Sin tener grandes conocimientos musicales, resulta sumamente complicado entender el por qué una tonalidad, una determinada melodía o una serie de compases es esencialmente machista. Quizá, más bien, será que la mayoría de letras que se encuentran dentro del género tienen un contenido misógino o patriarcal. Y que, en consecuencia, será posible crear letras que se alejen de lo convencionalmente establecido, ya sea por la estructura política-económica o por la cultura. Ahora bien, ello puedo ocurrir en cualquier género musical y, desgraciadamente, así es: rap, indie, rock o reguetón. Basta con repasar algunos éxitos de la cultura occidental y nos encontramos con canciones que son una defensa o, al menos, una incitación al feminicidio («Run for your Life» de The Beatles, «Pesadilla en el parque de atracciones» de Los Planetas u «Hoy voy a asesinarte» de Siniestro total). También, canciones que reafirman una idea cuanto menos tóxica de las relaciones de pareja, en su mayoría heterosexuales. Pero, solo es machista o motivo de denuncia cuando este género, aunque el rap tampoco lo sea, no es propio de nuestra cultura o no está amparado por la sociedad occidental.

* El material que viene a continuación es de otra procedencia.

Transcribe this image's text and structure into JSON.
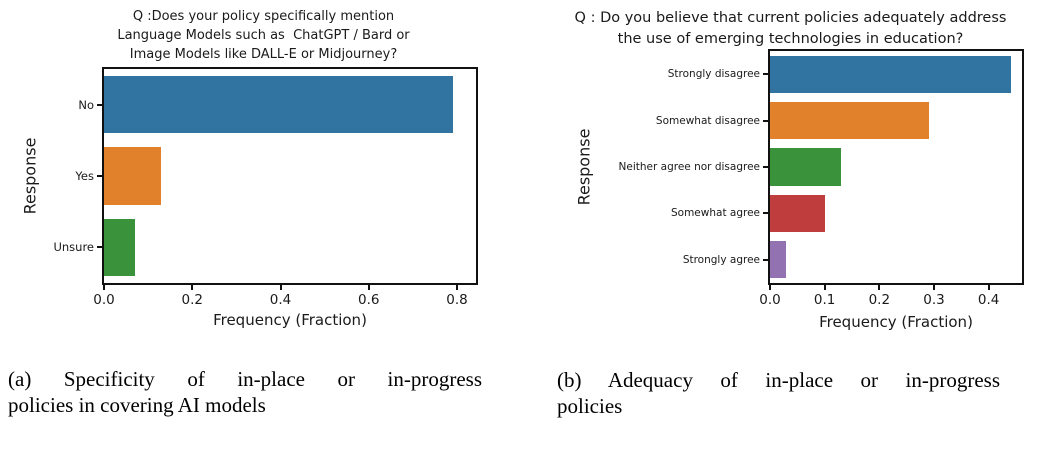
{
  "page": {
    "background": "#ffffff",
    "text_color": "#1a1a1a"
  },
  "chart_data": [
    {
      "id": "a",
      "type": "bar",
      "orientation": "horizontal",
      "title": "Q :Does your policy specifically mention\nLanguage Models such as  ChatGPT / Bard or\nImage Models like DALL-E or Midjourney?",
      "ylabel": "Response",
      "xlabel": "Frequency (Fraction)",
      "categories": [
        "No",
        "Yes",
        "Unsure"
      ],
      "values": [
        0.79,
        0.13,
        0.07
      ],
      "bar_colors": [
        "#3274a1",
        "#e1812c",
        "#3a923a"
      ],
      "xlim": [
        0,
        0.843
      ],
      "xticks": [
        "0.0",
        "0.2",
        "0.4",
        "0.6",
        "0.8"
      ],
      "grid": false,
      "legend": false
    },
    {
      "id": "b",
      "type": "bar",
      "orientation": "horizontal",
      "title": "Q : Do you believe that current policies adequately address\nthe use of emerging technologies in education?",
      "ylabel": "Response",
      "xlabel": "Frequency (Fraction)",
      "categories": [
        "Strongly disagree",
        "Somewhat disagree",
        "Neither agree nor disagree",
        "Somewhat agree",
        "Strongly agree"
      ],
      "values": [
        0.44,
        0.29,
        0.13,
        0.1,
        0.03
      ],
      "bar_colors": [
        "#3274a1",
        "#e1812c",
        "#3a923a",
        "#c03d3e",
        "#9372b2"
      ],
      "xlim": [
        0,
        0.461
      ],
      "xticks": [
        "0.0",
        "0.1",
        "0.2",
        "0.3",
        "0.4"
      ],
      "grid": false,
      "legend": false
    }
  ],
  "captions": [
    {
      "line1": "(a) Specificity of in-place or in-progress",
      "line2": "policies in covering AI models"
    },
    {
      "line1": "(b) Adequacy of in-place or in-progress",
      "line2": "policies"
    }
  ]
}
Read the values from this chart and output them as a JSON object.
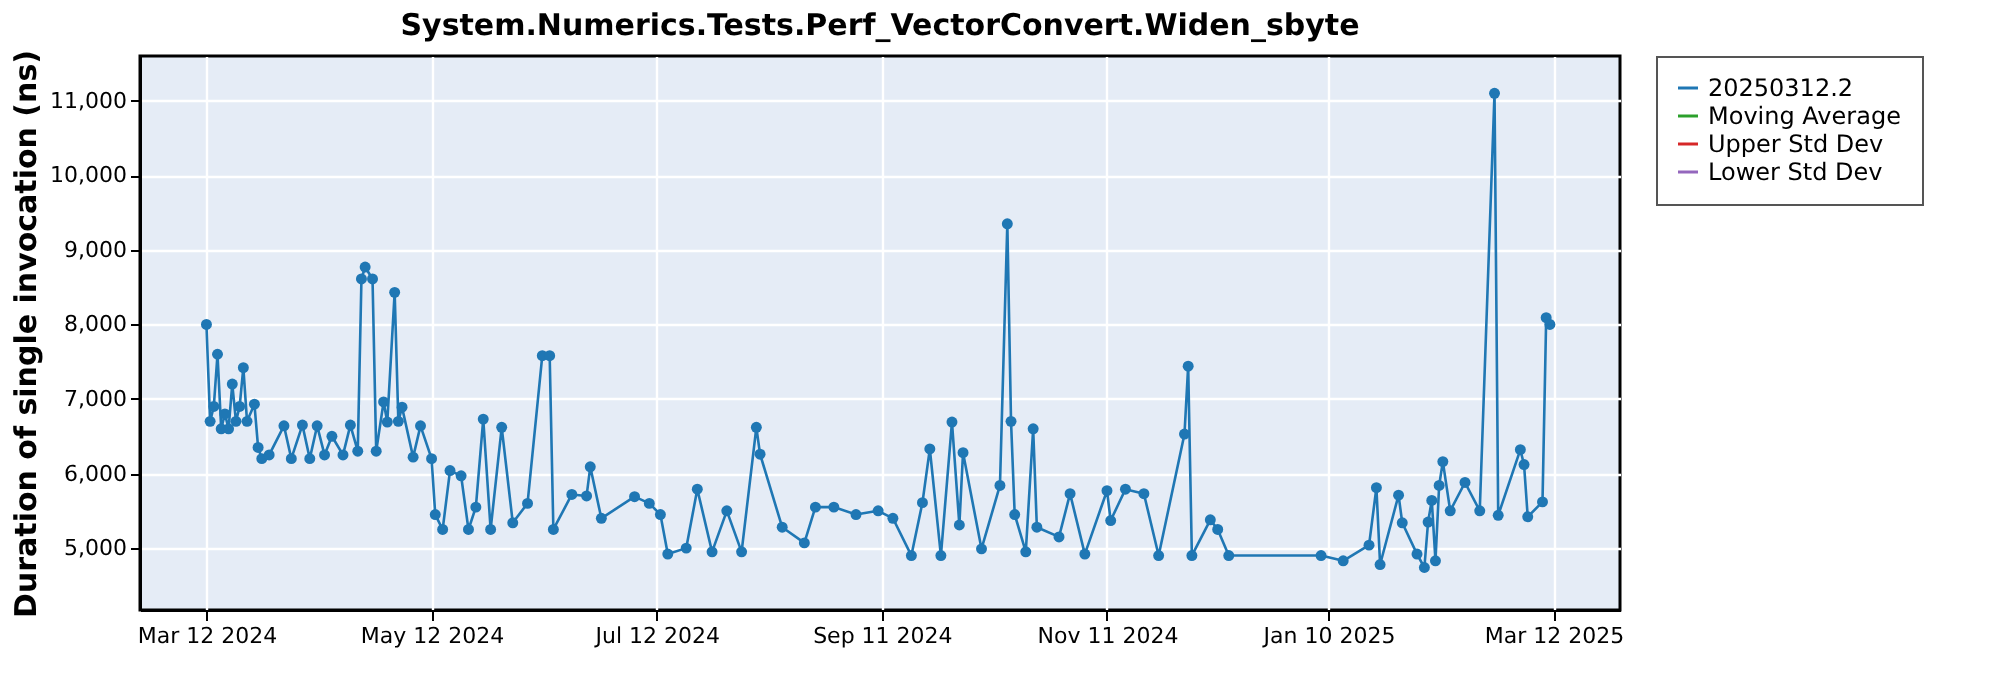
{
  "chart_data": {
    "type": "line",
    "title": "System.Numerics.Tests.Perf_VectorConvert.Widen_sbyte",
    "ylabel": "Duration of single invocation (ns)",
    "xlim": [
      "2024-02-23",
      "2025-03-30"
    ],
    "xticks": [
      {
        "value": "2024-03-12",
        "label": "Mar 12 2024"
      },
      {
        "value": "2024-05-12",
        "label": "May 12 2024"
      },
      {
        "value": "2024-07-12",
        "label": "Jul 12 2024"
      },
      {
        "value": "2024-09-11",
        "label": "Sep 11 2024"
      },
      {
        "value": "2024-11-11",
        "label": "Nov 11 2024"
      },
      {
        "value": "2025-01-10",
        "label": "Jan 10 2025"
      },
      {
        "value": "2025-03-12",
        "label": "Mar 12 2025"
      }
    ],
    "ylim": [
      4170,
      11600
    ],
    "yticks": [
      {
        "value": 5000,
        "label": "5,000"
      },
      {
        "value": 6000,
        "label": "6,000"
      },
      {
        "value": 7000,
        "label": "7,000"
      },
      {
        "value": 8000,
        "label": "8,000"
      },
      {
        "value": 9000,
        "label": "9,000"
      },
      {
        "value": 10000,
        "label": "10,000"
      },
      {
        "value": 11000,
        "label": "11,000"
      }
    ],
    "grid": true,
    "legend": "right",
    "marker": "circle",
    "line_style": "solid",
    "series": [
      {
        "name": "20250312.2",
        "color": "#1f77b4",
        "x": [
          "2024-03-12",
          "2024-03-13",
          "2024-03-14",
          "2024-03-15",
          "2024-03-16",
          "2024-03-17",
          "2024-03-18",
          "2024-03-19",
          "2024-03-20",
          "2024-03-21",
          "2024-03-22",
          "2024-03-23",
          "2024-03-25",
          "2024-03-26",
          "2024-03-27",
          "2024-03-29",
          "2024-04-02",
          "2024-04-04",
          "2024-04-07",
          "2024-04-09",
          "2024-04-11",
          "2024-04-13",
          "2024-04-15",
          "2024-04-18",
          "2024-04-20",
          "2024-04-22",
          "2024-04-23",
          "2024-04-24",
          "2024-04-26",
          "2024-04-27",
          "2024-04-29",
          "2024-04-30",
          "2024-05-02",
          "2024-05-03",
          "2024-05-04",
          "2024-05-07",
          "2024-05-09",
          "2024-05-12",
          "2024-05-13",
          "2024-05-15",
          "2024-05-17",
          "2024-05-20",
          "2024-05-22",
          "2024-05-24",
          "2024-05-26",
          "2024-05-28",
          "2024-05-31",
          "2024-06-03",
          "2024-06-07",
          "2024-06-11",
          "2024-06-13",
          "2024-06-14",
          "2024-06-19",
          "2024-06-23",
          "2024-06-24",
          "2024-06-27",
          "2024-07-06",
          "2024-07-10",
          "2024-07-13",
          "2024-07-15",
          "2024-07-20",
          "2024-07-23",
          "2024-07-27",
          "2024-07-31",
          "2024-08-04",
          "2024-08-08",
          "2024-08-09",
          "2024-08-15",
          "2024-08-21",
          "2024-08-24",
          "2024-08-29",
          "2024-09-04",
          "2024-09-10",
          "2024-09-14",
          "2024-09-19",
          "2024-09-22",
          "2024-09-24",
          "2024-09-27",
          "2024-09-30",
          "2024-10-02",
          "2024-10-03",
          "2024-10-08",
          "2024-10-13",
          "2024-10-15",
          "2024-10-16",
          "2024-10-17",
          "2024-10-20",
          "2024-10-22",
          "2024-10-23",
          "2024-10-29",
          "2024-11-01",
          "2024-11-05",
          "2024-11-11",
          "2024-11-12",
          "2024-11-16",
          "2024-11-21",
          "2024-11-25",
          "2024-12-02",
          "2024-12-03",
          "2024-12-04",
          "2024-12-09",
          "2024-12-11",
          "2024-12-14",
          "2025-01-08",
          "2025-01-14",
          "2025-01-21",
          "2025-01-23",
          "2025-01-24",
          "2025-01-29",
          "2025-01-30",
          "2025-02-03",
          "2025-02-05",
          "2025-02-06",
          "2025-02-07",
          "2025-02-08",
          "2025-02-09",
          "2025-02-10",
          "2025-02-12",
          "2025-02-16",
          "2025-02-20",
          "2025-02-24",
          "2025-02-25",
          "2025-03-03",
          "2025-03-04",
          "2025-03-05",
          "2025-03-09",
          "2025-03-10",
          "2025-03-11"
        ],
        "values": [
          8000,
          6700,
          6900,
          7600,
          6600,
          6800,
          6600,
          7200,
          6700,
          6900,
          7420,
          6700,
          6930,
          6350,
          6200,
          6250,
          6640,
          6200,
          6650,
          6200,
          6640,
          6250,
          6500,
          6250,
          6650,
          6300,
          8610,
          8770,
          8610,
          6300,
          6960,
          6690,
          8430,
          6700,
          6890,
          6220,
          6640,
          6200,
          5450,
          5250,
          6040,
          5970,
          5250,
          5550,
          6730,
          5250,
          6620,
          5340,
          5600,
          7580,
          7580,
          5250,
          5720,
          5700,
          6090,
          5400,
          5690,
          5600,
          5450,
          4920,
          5000,
          5790,
          4950,
          5500,
          4950,
          6620,
          6260,
          5280,
          5070,
          5550,
          5550,
          5450,
          5500,
          5400,
          4900,
          5610,
          6330,
          4900,
          6690,
          5310,
          6280,
          4990,
          5840,
          9350,
          6700,
          5450,
          4950,
          6600,
          5280,
          5150,
          5730,
          4920,
          5770,
          5370,
          5790,
          5730,
          4900,
          6530,
          7440,
          4900,
          5380,
          5250,
          4900,
          4900,
          4830,
          5040,
          5810,
          4780,
          5710,
          5340,
          4920,
          4740,
          5350,
          5640,
          4830,
          5840,
          6160,
          5500,
          5880,
          5500,
          11100,
          5440,
          6320,
          6120,
          5420,
          5620,
          8090,
          8000
        ]
      },
      {
        "name": "Moving Average",
        "color": "#2ca02c"
      },
      {
        "name": "Upper Std Dev",
        "color": "#d62728"
      },
      {
        "name": "Lower Std Dev",
        "color": "#9467bd"
      }
    ]
  }
}
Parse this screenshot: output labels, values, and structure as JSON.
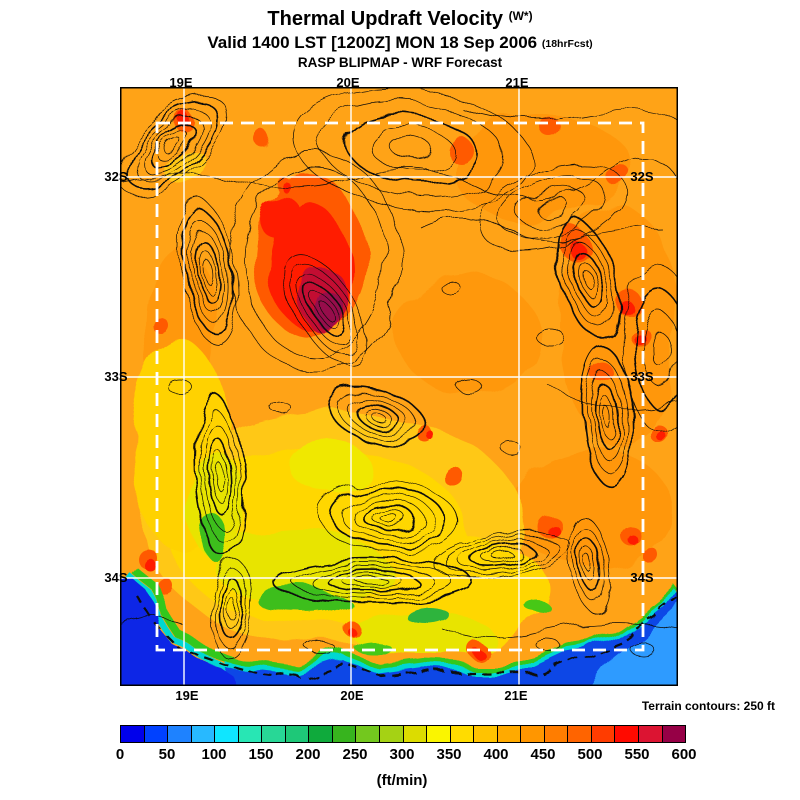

Una reivindicación que esconde el racismo más recalcitrante no puede ser considerada feminista, puesto que no se está apoyando a todas las mujeres y ni siquiera persigue verdaderamente la justicia y la igualdad

En conclusión, nos encontramos, una vez más, con un uso interesado de una reivindicación que se pretende transversal, el feminismo, y que, ciertamente, tiene poco o nada de feminista. Una reivindicación que esconde el racismo más recalcitrante no puede ser considerada feminista, puesto que, en primer lugar, no se está apoyando a todas las mujeres y en segundo lugar, como ya se señaló, ni siquiera persigue verdaderamente la justicia y la igualdad. Además, antes de dar lecciones desde una atalaya moral completamente falsa, tendríamos que centrarnos en nuestra situación, aquella que conocemos de primera mano y que, también, es machista, misógina y heteronormativa.